São Paulo, 30.11.2004

"Tenho pensamentos que, se pudesse revelá-los e fazê-los viver,
acrescentariam nova luminosidade às estrelas, nova beleza ao
mundo e maior amor ao coração dos homens."
(Fernando Pessoa, em "O Eu Profundo")

Sangrando

 

                                                           Fernanda Hanna

 

Quando convive com a diversidade o Homem se

torna indefeso à visão geral.

Não dissimula e o tema lhe persuade.

É também quando se torna possível conhecer-lhe a essência e conceitos.

Há um misto de acontecimentos que poderão culminar em ganhos,

bem ainda perdas e danos.

É quando o forte se destaca e o fraco se entrega (se rende).

Sucumbe ao espúrio desejo do algoz.

Sonhos vertem-se em pesadelos constantes e enoja-se com

o que sabe apreciar (amar).

E o nega.

A mente inquieta sufoca e cega.

E com artifícios vis maquia a realidade escondendo a

razão e o sentimento em vestes abnegadas.

A covardia instalada remete ao sepulcro impedindo

quaisquer expectativas ou vertentes de atos decentes.
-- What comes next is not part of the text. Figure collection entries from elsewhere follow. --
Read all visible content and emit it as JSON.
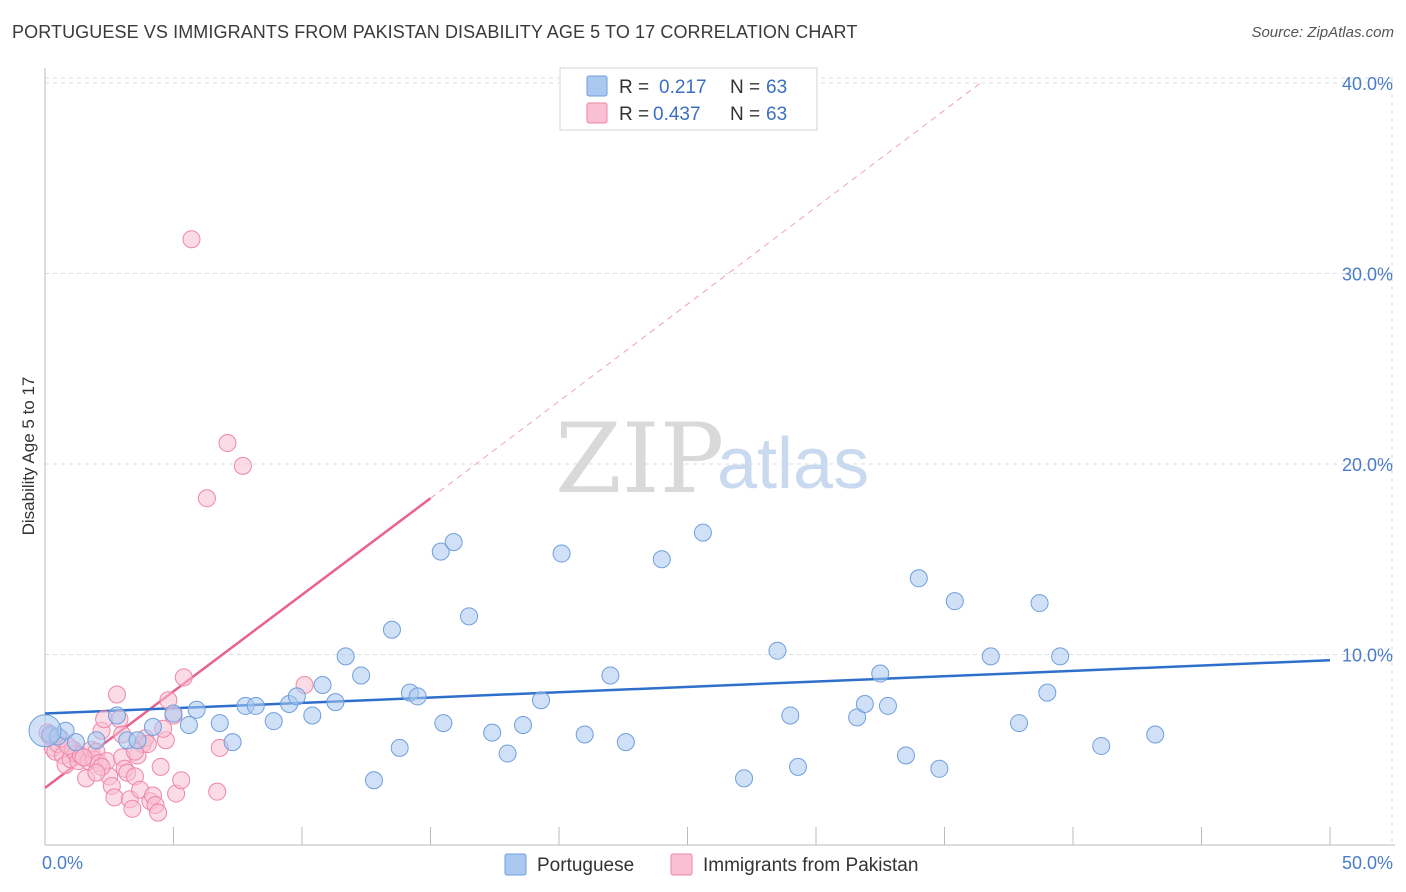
{
  "header": {
    "title": "PORTUGUESE VS IMMIGRANTS FROM PAKISTAN DISABILITY AGE 5 TO 17 CORRELATION CHART",
    "source": "Source: ZipAtlas.com"
  },
  "watermark": {
    "zip": "ZIP",
    "atlas": "atlas"
  },
  "legend": {
    "r_label": "R =",
    "n_label": "N =",
    "series": [
      {
        "r": "0.217",
        "n": "63"
      },
      {
        "r": "0.437",
        "n": "63"
      }
    ]
  },
  "chart_data": {
    "type": "scatter",
    "title": "PORTUGUESE VS IMMIGRANTS FROM PAKISTAN DISABILITY AGE 5 TO 17 CORRELATION CHART",
    "xlabel": "",
    "ylabel": "Disability Age 5 to 17",
    "xlim": [
      0,
      50
    ],
    "ylim": [
      0,
      41
    ],
    "x_tick_labels": [
      "0.0%",
      "50.0%"
    ],
    "y_ticks": [
      10,
      20,
      30,
      40
    ],
    "y_tick_labels": [
      "10.0%",
      "20.0%",
      "30.0%",
      "40.0%"
    ],
    "grid": true,
    "legend_position": "top-center",
    "colors": {
      "portuguese_fill": "#aac8f0",
      "portuguese_stroke": "#6f9fdc",
      "portuguese_line": "#2d6fca",
      "pakistan_fill": "#f8c0d2",
      "pakistan_stroke": "#ef86a8",
      "pakistan_line": "#e8628c"
    },
    "series": [
      {
        "name": "Portuguese",
        "trend": {
          "x0": 0,
          "y0": 6.9,
          "x1": 50,
          "y1": 9.7
        },
        "points": [
          [
            0.2,
            5.8
          ],
          [
            0.5,
            5.7
          ],
          [
            0.8,
            6.0
          ],
          [
            1.2,
            5.4
          ],
          [
            2.0,
            5.5
          ],
          [
            2.8,
            6.8
          ],
          [
            3.2,
            5.5
          ],
          [
            3.6,
            5.5
          ],
          [
            4.2,
            6.2
          ],
          [
            5.0,
            6.9
          ],
          [
            5.6,
            6.3
          ],
          [
            5.9,
            7.1
          ],
          [
            6.8,
            6.4
          ],
          [
            7.3,
            5.4
          ],
          [
            7.8,
            7.3
          ],
          [
            8.2,
            7.3
          ],
          [
            8.9,
            6.5
          ],
          [
            9.5,
            7.4
          ],
          [
            9.8,
            7.8
          ],
          [
            10.4,
            6.8
          ],
          [
            10.8,
            8.4
          ],
          [
            11.3,
            7.5
          ],
          [
            11.7,
            9.9
          ],
          [
            12.3,
            8.9
          ],
          [
            12.8,
            3.4
          ],
          [
            13.5,
            11.3
          ],
          [
            13.8,
            5.1
          ],
          [
            14.2,
            8.0
          ],
          [
            14.5,
            7.8
          ],
          [
            15.5,
            6.4
          ],
          [
            15.4,
            15.4
          ],
          [
            15.9,
            15.9
          ],
          [
            16.5,
            12.0
          ],
          [
            17.4,
            5.9
          ],
          [
            18.0,
            4.8
          ],
          [
            18.6,
            6.3
          ],
          [
            19.3,
            7.6
          ],
          [
            20.1,
            15.3
          ],
          [
            21.0,
            5.8
          ],
          [
            22.0,
            8.9
          ],
          [
            22.6,
            5.4
          ],
          [
            24.0,
            15.0
          ],
          [
            25.6,
            16.4
          ],
          [
            27.2,
            3.5
          ],
          [
            28.5,
            10.2
          ],
          [
            29.0,
            6.8
          ],
          [
            29.3,
            4.1
          ],
          [
            31.6,
            6.7
          ],
          [
            31.9,
            7.4
          ],
          [
            32.5,
            9.0
          ],
          [
            32.8,
            7.3
          ],
          [
            33.5,
            4.7
          ],
          [
            34.0,
            14.0
          ],
          [
            34.8,
            4.0
          ],
          [
            35.4,
            12.8
          ],
          [
            36.8,
            9.9
          ],
          [
            37.9,
            6.4
          ],
          [
            38.7,
            12.7
          ],
          [
            39.0,
            8.0
          ],
          [
            39.5,
            9.9
          ],
          [
            41.1,
            5.2
          ],
          [
            43.2,
            5.8
          ],
          [
            0.0,
            6.0
          ]
        ]
      },
      {
        "name": "Immigrants from Pakistan",
        "trend": {
          "x0": 0,
          "y0": 3.0,
          "x1": 15,
          "y1": 18.2
        },
        "trend_ext": {
          "x0": 15,
          "y0": 18.2,
          "x1": 36.4,
          "y1": 40.0
        },
        "points": [
          [
            0.1,
            5.9
          ],
          [
            0.2,
            5.7
          ],
          [
            0.3,
            5.1
          ],
          [
            0.4,
            4.9
          ],
          [
            0.5,
            5.3
          ],
          [
            0.7,
            4.7
          ],
          [
            0.8,
            4.2
          ],
          [
            1.0,
            4.5
          ],
          [
            1.1,
            5.0
          ],
          [
            1.2,
            4.8
          ],
          [
            1.3,
            4.4
          ],
          [
            1.4,
            4.7
          ],
          [
            1.6,
            3.5
          ],
          [
            1.7,
            4.4
          ],
          [
            1.8,
            5.0
          ],
          [
            1.9,
            4.5
          ],
          [
            2.0,
            4.9
          ],
          [
            2.1,
            4.3
          ],
          [
            2.2,
            6.0
          ],
          [
            2.3,
            6.6
          ],
          [
            2.4,
            4.4
          ],
          [
            2.5,
            3.6
          ],
          [
            2.6,
            3.1
          ],
          [
            2.7,
            2.5
          ],
          [
            2.8,
            7.9
          ],
          [
            2.9,
            6.6
          ],
          [
            3.0,
            4.6
          ],
          [
            3.1,
            4.0
          ],
          [
            3.2,
            3.8
          ],
          [
            3.3,
            2.4
          ],
          [
            3.4,
            1.9
          ],
          [
            3.5,
            3.6
          ],
          [
            3.6,
            4.7
          ],
          [
            3.7,
            2.9
          ],
          [
            3.8,
            5.3
          ],
          [
            3.9,
            5.6
          ],
          [
            4.0,
            5.3
          ],
          [
            4.1,
            2.3
          ],
          [
            4.2,
            2.6
          ],
          [
            4.3,
            2.1
          ],
          [
            4.4,
            1.7
          ],
          [
            4.5,
            4.1
          ],
          [
            4.7,
            5.5
          ],
          [
            4.8,
            7.6
          ],
          [
            5.0,
            6.8
          ],
          [
            5.1,
            2.7
          ],
          [
            5.3,
            3.4
          ],
          [
            5.4,
            8.8
          ],
          [
            5.7,
            31.8
          ],
          [
            6.3,
            18.2
          ],
          [
            6.7,
            2.8
          ],
          [
            6.8,
            5.1
          ],
          [
            7.1,
            21.1
          ],
          [
            7.7,
            19.9
          ],
          [
            10.1,
            8.4
          ],
          [
            0.6,
            5.6
          ],
          [
            1.5,
            4.6
          ],
          [
            2.2,
            4.1
          ],
          [
            3.0,
            5.8
          ],
          [
            3.5,
            4.9
          ],
          [
            4.6,
            6.1
          ],
          [
            0.9,
            5.2
          ],
          [
            2.0,
            3.8
          ]
        ]
      }
    ],
    "bottom_legend": [
      "Portuguese",
      "Immigrants from Pakistan"
    ]
  }
}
A razão cega escolhe o alvo e erra, cambiando o amor

por um coração que sangra a dor da fraqueza de atos.

E não há meios racionais alcançáveis capazes de clarear-lhe

a visão, tornando estanque o sangue que teima e escorrer.

Tempo perdido.

Lastimar é o que resta.

 

São Paulo, 26.11.2004

Fogo

 

Sou fogo vivo, sem legado eu sou.

Sou momento.

Queimando incandescente caminho da chama ao fim, sem saber de mim.

Sem conter o fim.

Sou teu bem mais que eu, sentimento em meio ao breu.

Alma tua, branca e nua.

Em meio ao peito meu entra, fica, permanece.

Feito planta cresce.

E o rumo de nós estabelece feito luz da lua pela fresta da janela rosa e bela, mil vertentes sem razão de mim.

Com razão em ti.

Não sou poeta.

Não vivo na rua.

Encontrei o bom de mim na sua percepção, sem ocultar dos meus olhos à razão e o verbo que define a pulsação do meu tempo e da aproximação.

Flor vermelha, rosa em botão.

Não!

Não!

Não posso falar de flor porque há quem creia que tal qual amor, é lugar comum.

Há quem diga que o melhor é o momento, é o tempo, é o vento e não o que não é mais parte deste meu segmento.

Verdadeiramente porque tal voz jamais tenha sido e eu não houvesse percebido até o instante em que o sol, mais insano que eu, insistiu em nascer e com seu brilho em tom me fez ver.